My grandmother’s funeral has begun, I can picture all my male cousins in black suits carrying her casket down the aisle near the altar. The same mosaic stained glass image of Jesus towers over the back of the Holy of Holies.
We always attend mass when we return to this little town. In my early childhood, I grew up going every Sunday to this place, playing recklessly with my siblings around the huge Southern oak trees. If our parents talked to long, we knew where my grandparents empty grave plots were near the back of the church and we would gather there to climb on them and wait. Those grave plots have been filled over the past 30 years, as I lose a great grand parent or grand parent. Today marks the fourth and last grandparent on my paternal side. It seems finished and deeply empty to have this fourth and last tomb filled.

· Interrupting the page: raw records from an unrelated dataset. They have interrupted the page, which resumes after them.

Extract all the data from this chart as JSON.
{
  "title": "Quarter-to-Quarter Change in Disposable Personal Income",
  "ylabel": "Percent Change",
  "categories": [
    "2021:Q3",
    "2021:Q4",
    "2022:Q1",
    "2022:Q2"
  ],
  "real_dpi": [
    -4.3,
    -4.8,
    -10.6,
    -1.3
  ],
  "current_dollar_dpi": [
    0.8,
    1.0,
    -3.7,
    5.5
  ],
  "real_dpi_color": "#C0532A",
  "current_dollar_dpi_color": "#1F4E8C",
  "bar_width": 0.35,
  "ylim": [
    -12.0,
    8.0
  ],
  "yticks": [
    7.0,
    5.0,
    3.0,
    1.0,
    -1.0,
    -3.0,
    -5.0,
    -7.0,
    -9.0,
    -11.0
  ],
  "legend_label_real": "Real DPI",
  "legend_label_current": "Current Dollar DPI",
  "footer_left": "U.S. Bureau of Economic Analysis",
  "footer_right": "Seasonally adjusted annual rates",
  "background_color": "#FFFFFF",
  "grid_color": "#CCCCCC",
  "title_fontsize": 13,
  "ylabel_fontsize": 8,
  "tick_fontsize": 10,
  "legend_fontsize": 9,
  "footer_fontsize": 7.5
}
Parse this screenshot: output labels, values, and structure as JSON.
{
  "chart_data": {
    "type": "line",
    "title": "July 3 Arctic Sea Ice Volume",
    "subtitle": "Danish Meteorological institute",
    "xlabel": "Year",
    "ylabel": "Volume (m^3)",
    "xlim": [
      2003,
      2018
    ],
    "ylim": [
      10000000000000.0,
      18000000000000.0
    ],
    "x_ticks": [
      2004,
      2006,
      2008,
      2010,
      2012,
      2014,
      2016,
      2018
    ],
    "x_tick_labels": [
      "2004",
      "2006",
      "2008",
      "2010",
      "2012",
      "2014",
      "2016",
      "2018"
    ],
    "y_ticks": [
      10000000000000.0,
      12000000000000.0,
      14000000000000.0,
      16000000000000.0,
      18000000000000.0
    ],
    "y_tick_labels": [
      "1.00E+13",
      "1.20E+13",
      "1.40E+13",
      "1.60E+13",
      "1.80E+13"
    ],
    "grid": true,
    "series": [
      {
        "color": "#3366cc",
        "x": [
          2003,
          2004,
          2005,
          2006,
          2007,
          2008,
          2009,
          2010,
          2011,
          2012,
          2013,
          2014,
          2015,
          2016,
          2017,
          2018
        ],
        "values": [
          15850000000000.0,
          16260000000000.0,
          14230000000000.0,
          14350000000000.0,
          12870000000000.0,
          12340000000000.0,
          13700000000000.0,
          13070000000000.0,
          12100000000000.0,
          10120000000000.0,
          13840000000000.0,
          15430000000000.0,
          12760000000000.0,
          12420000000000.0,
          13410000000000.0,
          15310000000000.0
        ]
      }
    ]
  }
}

I know the funeral service will begin by the eerie silence of the massive space being broken by the organs blaring sound or the squeak of a kneeling bench being pulled down by the late attendee. I can hear the monotone voice of the priest as he begins the mass, the lingering smell of incense waved over her as she is prepared for burial.
It is all so clear, because I have been there to bury my dead. I know the mechanics of a funeral procedure. Yet today, I am sitting 6,000 miles away from this service, encouraged not to fly because I am trying to build a life within me. It is heartbreaking to be separated from this event, yet I know I am being committed to my family’s legacy...to create life even in the face of death. And whether it is with pregnancy, laughter or simply breath, I know my grandmother would be leaving us all with this wish: Live well and create however you are able; for what is life if it not fully lived?